3. I find flying from Denver to Bangkok to be more difficult. The itinerary is 30+ hours. However, this is redeemed by Asian culture being more baby-friendly. This means that flight attendants and passengers are even more accommodating than usual. I received baby food and snacks on the plane. The Tokyo airport mothers' lounge looks like a hyper clean and modern La Leche League meeting with a bottle warmer. I found all of this helpful and amazing. (Side note: has anyone flown Air Emirates? I’ve heard it is the absolute best for moms and kids!)
4. Jet lag is never as bad as I expect, but can be hard - especially with an older toddler. I don’t stick to a strict schedule or try to control Cora’s sleep when traveling. I treat her like an infant, watching for tiredness signs and eventually fall into a good rhythm or schedule. Also, I mentally plan for a few tough days at the beginning of the trip and when we return home.
My newest phase of travel is flying solo with two kids. I have done this 6 times in Millie’s 7 months of life, and I’ve tried a few different setups. My biggest breakthrough has been this:
When traveling alone with 2 kids, I board last and ask loudly if anyone would like to hold Millie while I get Cora settled. People hungry for some baby love think this is the best (seriously, some gush on and on about it), and it gives me a good read on who in my area is kid friendly and could help me in a disaster.
The hardest choice to make in this flying situation concerns the car seat for the toddler. Do you bring it or not? If so, how do you get the car seat on the plane - in addition to your two children and a diaper bag? (I am aware that this can be a really heated issue. You can read what the Car Seat Lady has to say about it.)
I have tried a few set ups regarding the car seat:
1. Car seat in a car seat backpack.
2. Car seat (with straps loosened) worn as a backpack.
3. A toddler flying harness (you can see the red harness strap across the seat Cora is sitting in).
4. Using the normal airplane seatbelt.
5. A car seat attachment with wheels option.
I’ve tried the first 4 options and could hash out all of the pros and cons, but I’ll spare you and say each option has hard parts. Does anyone love their Go Go Babyz attachment and care to leave a comment about it? I’m specifically interested in what car seat brand you use with it, how you get through security with one, when you choose to board the plane, and how difficult it is to attach and detach the car seat from the wheeled carrier.
As promised in the title, these are my current thoughts on airplane travel. I’m sure they will change, as I hope to someday to travel with 3 or 4 kids. Sometimes friends will explain a trip to me and ask me if it is worth it. I always say yes, but the truth is it depends on the family.

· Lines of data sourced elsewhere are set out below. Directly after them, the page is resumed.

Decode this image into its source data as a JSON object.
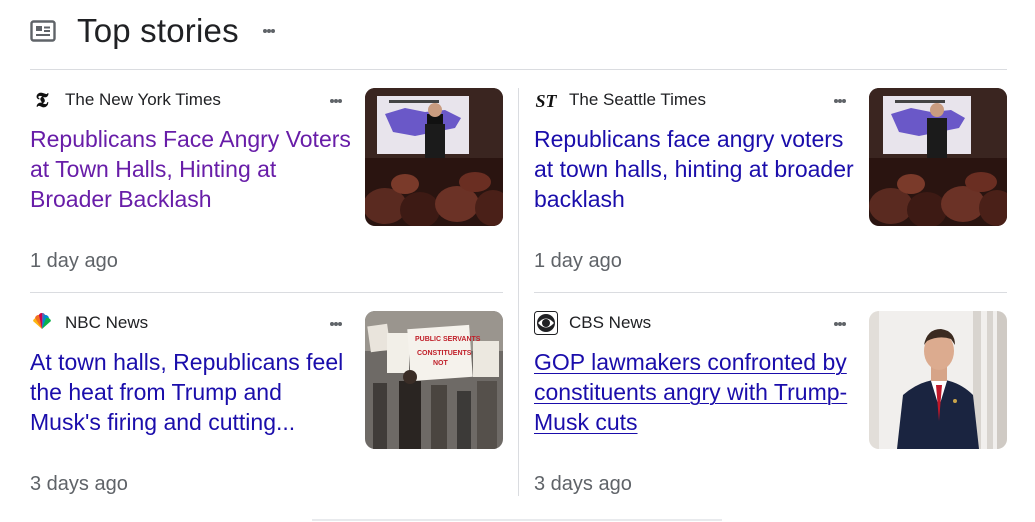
{
  "header": {
    "title": "Top stories",
    "icon": "newspaper-icon",
    "more_icon": "more-vert-icon"
  },
  "colors": {
    "link": "#1a0dab",
    "visited": "#681da8",
    "meta": "#5f6368",
    "divider": "#dadce0"
  },
  "stories": [
    {
      "source": "The New York Times",
      "logo_icon": "nyt-logo-icon",
      "headline": "Republicans Face Angry Voters at Town Halls, Hinting at Broader Backlash",
      "age": "1 day ago",
      "state": "visited",
      "thumbnail": "town-hall-speaker-photo"
    },
    {
      "source": "The Seattle Times",
      "logo_icon": "seattle-times-logo-icon",
      "headline": "Republicans face angry voters at town halls, hinting at broader backlash",
      "age": "1 day ago",
      "state": "default",
      "thumbnail": "town-hall-speaker-photo"
    },
    {
      "source": "NBC News",
      "logo_icon": "nbc-peacock-logo-icon",
      "headline": "At town halls, Republicans feel the heat from Trump and Musk's firing and cutting...",
      "age": "3 days ago",
      "state": "default",
      "thumbnail": "protest-signs-photo",
      "thumbnail_text": [
        "PUBLIC SERVANTS",
        "CONSTITUENTS",
        "NOT"
      ]
    },
    {
      "source": "CBS News",
      "logo_icon": "cbs-eye-logo-icon",
      "headline": "GOP lawmakers confronted by constituents angry with Trump-Musk cuts",
      "age": "3 days ago",
      "state": "hover",
      "thumbnail": "lawmaker-portrait-photo"
    }
  ]
}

There have been fun flights and there have been less-fun flights.
Most people seem to enjoy my kids, and a few take one look at us and asked to be moved to another seat (that only happened twice).
I once sat next to a teenage boy who had endless Dora the Explorer episodes on his phone. He joyfully watched them with Cora the whole flight.
I once sat next to a woman who asked if I was afraid my unborn child would turn out dark like my Muslim husband.
I’ve sat next to all kinds of people: some helpful, some not at all, some with a lot of parenting advice, some with good parenting advice.
I’ve laughed so hard I peed my pants (only once, and thank-you childbirth!).
I once accidentally sprayed a sleeping business man’s elbow with breast milk.
I’ve been incredibly embarrassed of and stressed out by a toddler tantrum.
I’ve seen Cora walk down an aisle saying hello to everyone she passes.
All I can say for sure? It’s been worth it to me.
This blog is not intended to be a source of medical information or advice. Please discuss all of your concerns with your care provider.